Typhoon Jongdari (2018) took an unusual track along the circumference of an upper-tropospheric cold low (UTCL) before making landfall in Japan on 29 July. To investigate the effects of atmosphere–ocean interactions and interactions between the UTCL and Jongdari on the storm's track, numerical simulations were conducted with a 3-km-mesh nonhydrostatic atmosphere model and an atmosphere–wave–ocean coupled model, using different initial conditions created by adopting different start times of numerical integration. The UTCL was characterized by high potential vorticity (PV), low pressure, and low relative humidity on the 355-K isotherm surface.
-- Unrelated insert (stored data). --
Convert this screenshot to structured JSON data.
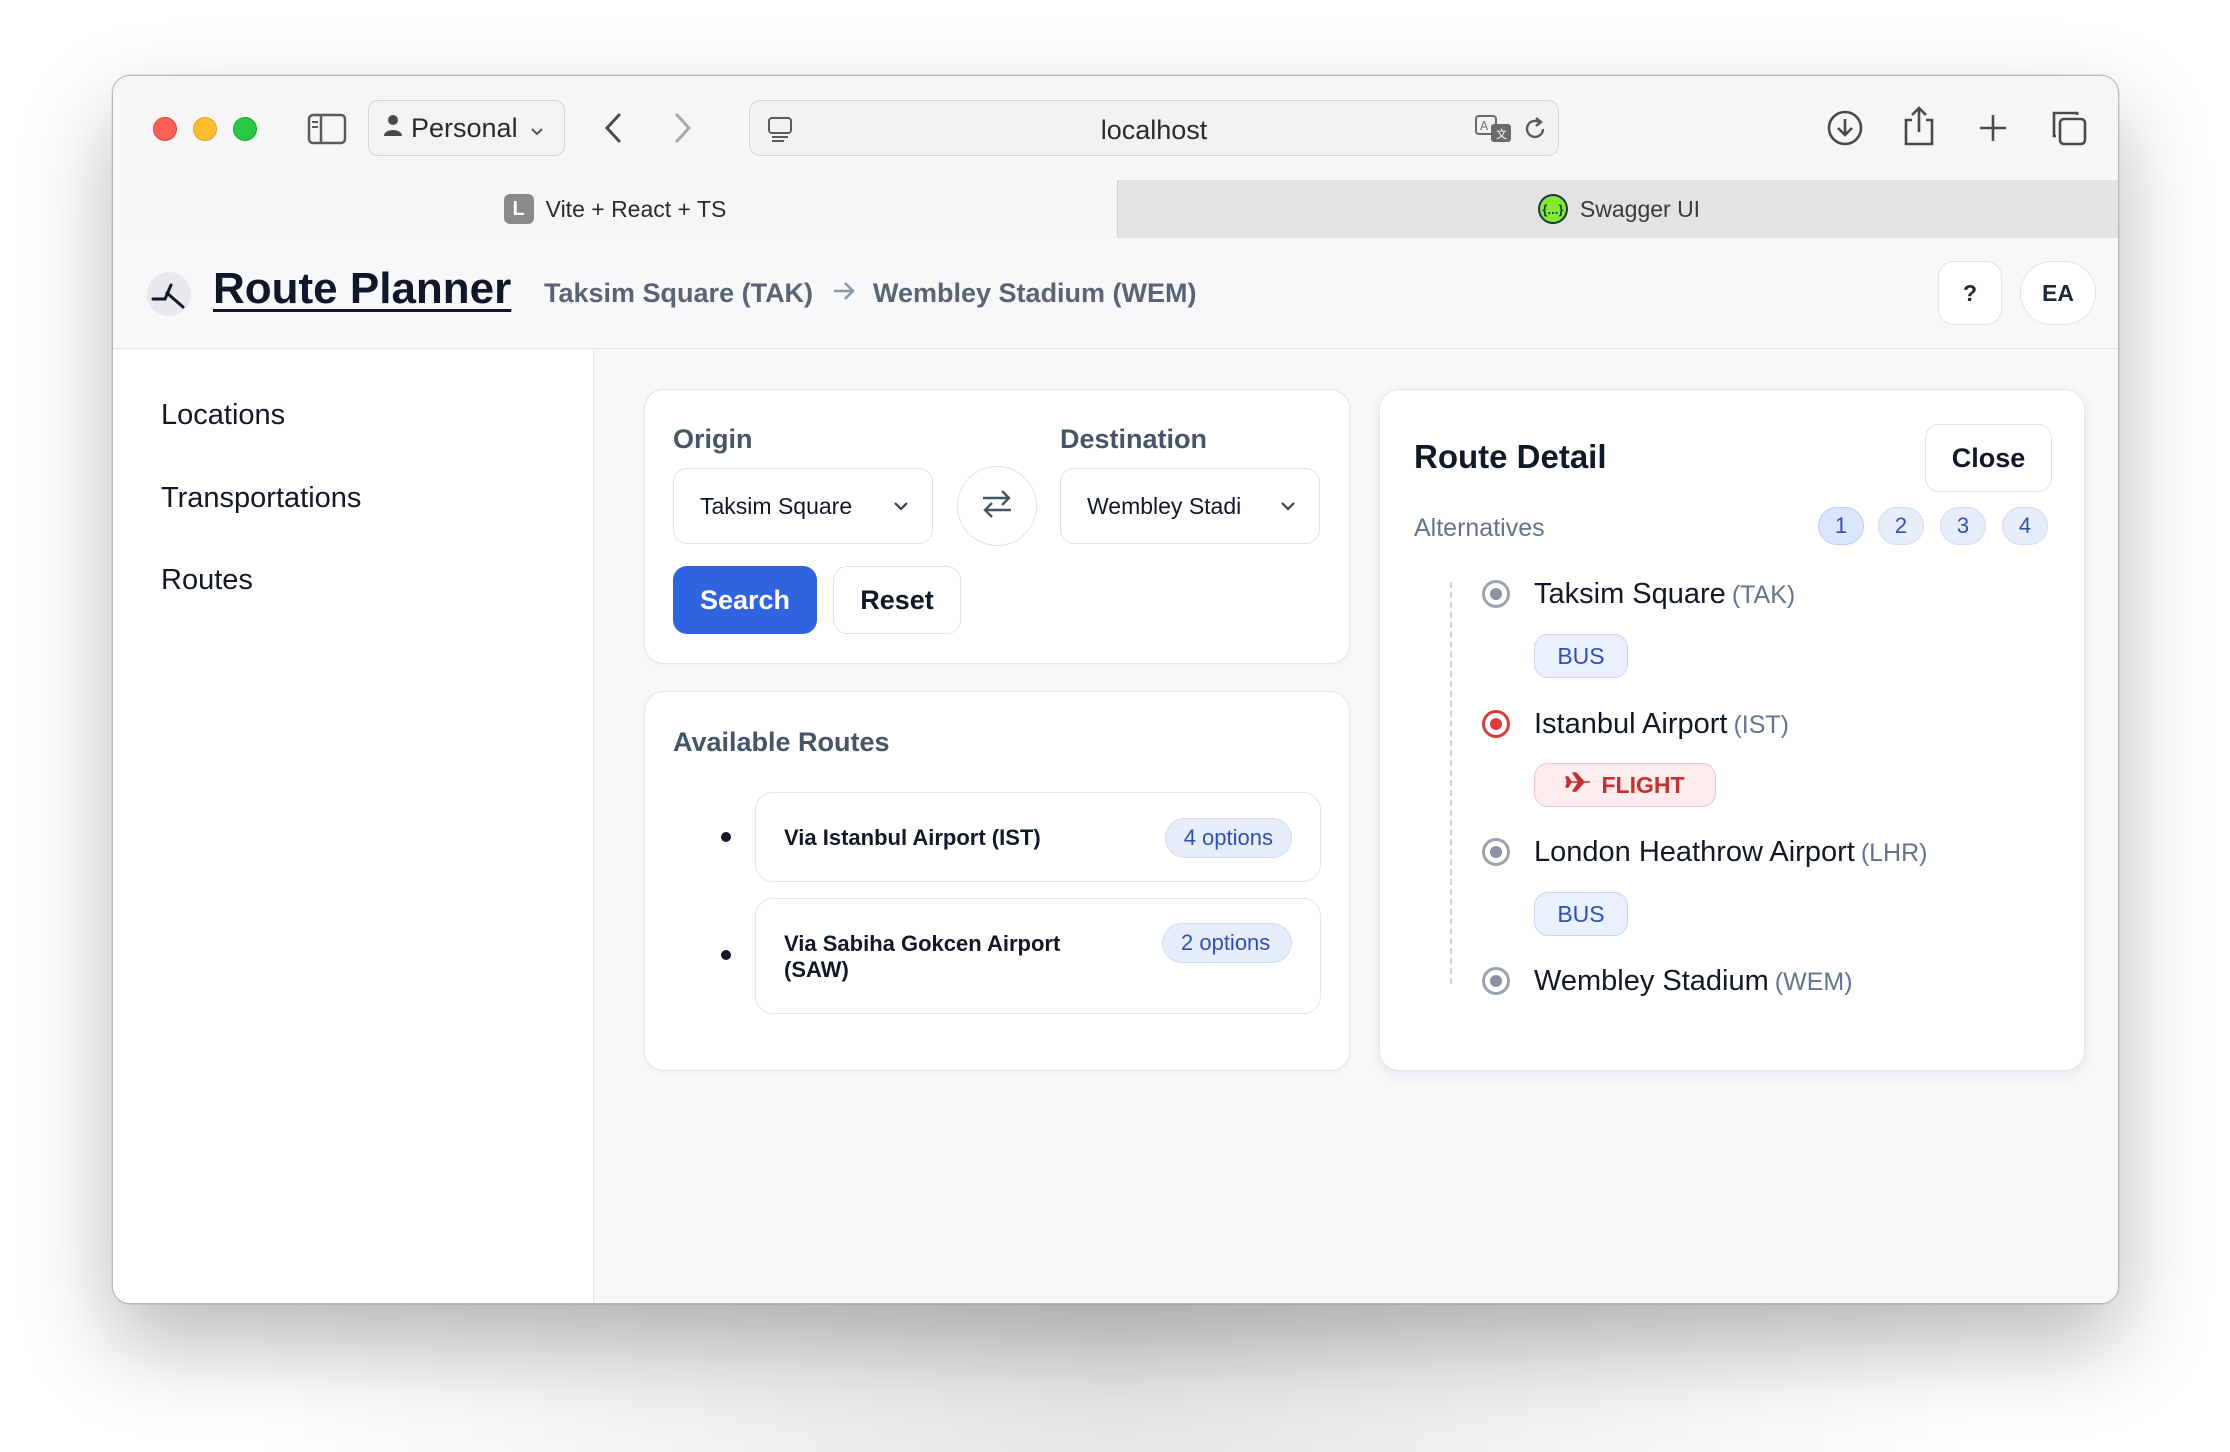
{
  "browser": {
    "profile_label": "Personal",
    "url": "localhost",
    "tabs": [
      {
        "label": "Vite + React + TS",
        "favicon": "L",
        "active": true
      },
      {
        "label": "Swagger UI",
        "favicon": "{...}",
        "active": false
      }
    ]
  },
  "header": {
    "title": "Route Planner",
    "breadcrumb_origin": "Taksim Square (TAK)",
    "breadcrumb_dest": "Wembley Stadium (WEM)",
    "help_label": "?",
    "avatar_initials": "EA"
  },
  "sidebar": {
    "items": [
      {
        "label": "Locations"
      },
      {
        "label": "Transportations"
      },
      {
        "label": "Routes"
      }
    ]
  },
  "search": {
    "origin_label": "Origin",
    "origin_value": "Taksim Square",
    "destination_label": "Destination",
    "destination_value": "Wembley Stadi",
    "search_label": "Search",
    "reset_label": "Reset"
  },
  "routes": {
    "title": "Available Routes",
    "items": [
      {
        "name": "Via Istanbul Airport (IST)",
        "options": "4 options"
      },
      {
        "name": "Via Sabiha Gokcen Airport (SAW)",
        "options": "2 options"
      }
    ]
  },
  "detail": {
    "title": "Route Detail",
    "close_label": "Close",
    "alternatives_label": "Alternatives",
    "alternatives": [
      "1",
      "2",
      "3",
      "4"
    ],
    "selected_alternative": "1",
    "stops": [
      {
        "name": "Taksim Square",
        "code": "(TAK)",
        "active": false
      },
      {
        "name": "Istanbul Airport",
        "code": "(IST)",
        "active": true
      },
      {
        "name": "London Heathrow Airport",
        "code": "(LHR)",
        "active": false
      },
      {
        "name": "Wembley Stadium",
        "code": "(WEM)",
        "active": false
      }
    ],
    "segments": [
      {
        "mode": "BUS"
      },
      {
        "mode": "FLIGHT"
      },
      {
        "mode": "BUS"
      }
    ]
  },
  "colors": {
    "primary": "#2f63e0",
    "flight": "#c23030",
    "bus": "#2f4fb4"
  }
}
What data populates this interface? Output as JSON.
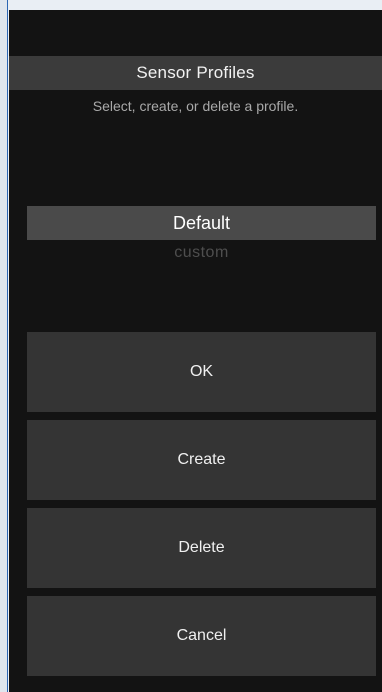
{
  "dialog": {
    "title": "Sensor Profiles",
    "subtitle": "Select, create, or delete a profile."
  },
  "profiles": {
    "selected": "Default",
    "items": [
      "Default",
      "custom"
    ]
  },
  "buttons": {
    "ok": "OK",
    "create": "Create",
    "delete": "Delete",
    "cancel": "Cancel"
  },
  "colors": {
    "background": "#131313",
    "title_bar": "#3b3b3b",
    "selected_row": "#4a4a4a",
    "button": "#343434",
    "frame_edge": "#2c66b3"
  }
}
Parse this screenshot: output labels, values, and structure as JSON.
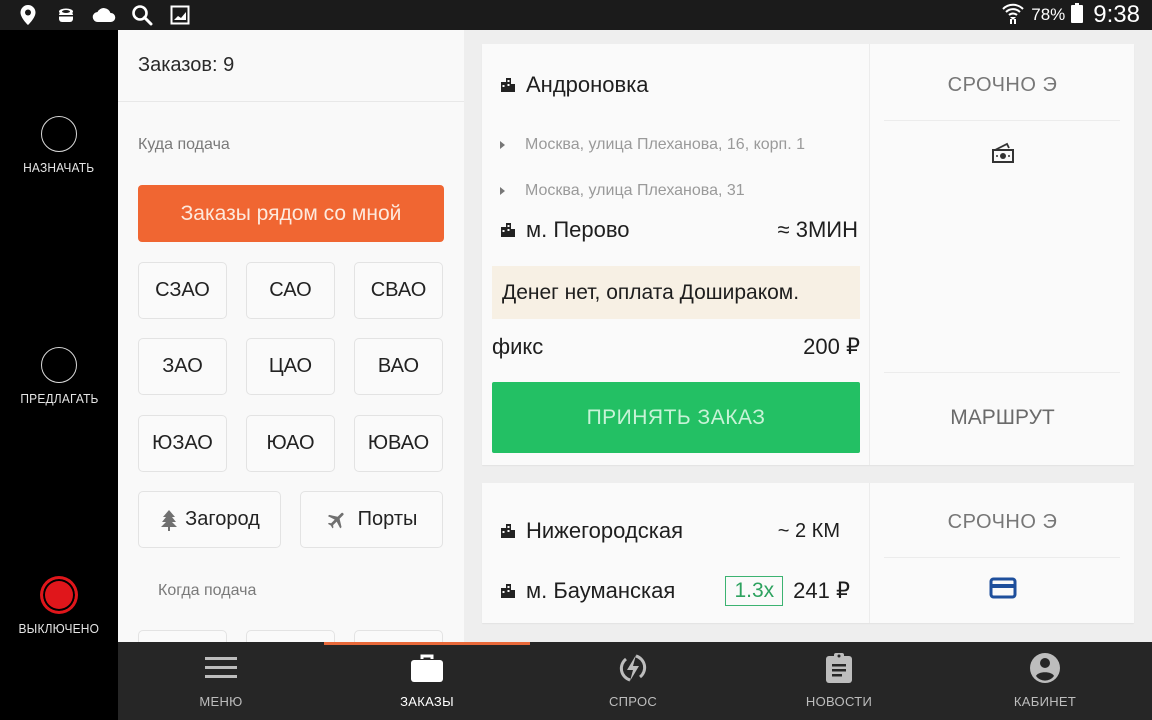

While the UTCL moved southwestward north of Jongdari from 25 to 27 July, simulation results indicate that Jongdari traveled counterclockwise along the circumference of the UTCL. After Jongdari moved westward, the coupled model clearly simulated sea surface cooling along the track. Jongdari weakened after making landfall while the UTCL also weakened south of Japan. In particular, latent heat flux from the sea and the resulting humidification of the upper troposphere through the convection affected the UTCL. When Jongdari redeveloped over the ocean south of Kyushu, some simulations showed that Jongdari merged with the UTCL there as a result of high PV in Jongdari and relatively low upper-tropospheric PV near the UTCL. Ocean coupling helped sustain the uppertropospheric PV near the UTCL and weakened the column of elevated PV associated with Jongdari, which affected the location of the tropopause folding transformed from the UTCL by lowering the PV column of Jongdari and weakening the upper-tropospheric outflow from the center. Because the steering flow of Jongdari was affected by the geostrophic-balanced cyclonic circulation created by the UTCL, a larger difference of the atmospheric initial conditions between the initial times had a stronger influence on track and intensity simulations of both Jongdari and UTCL than ocean coupling.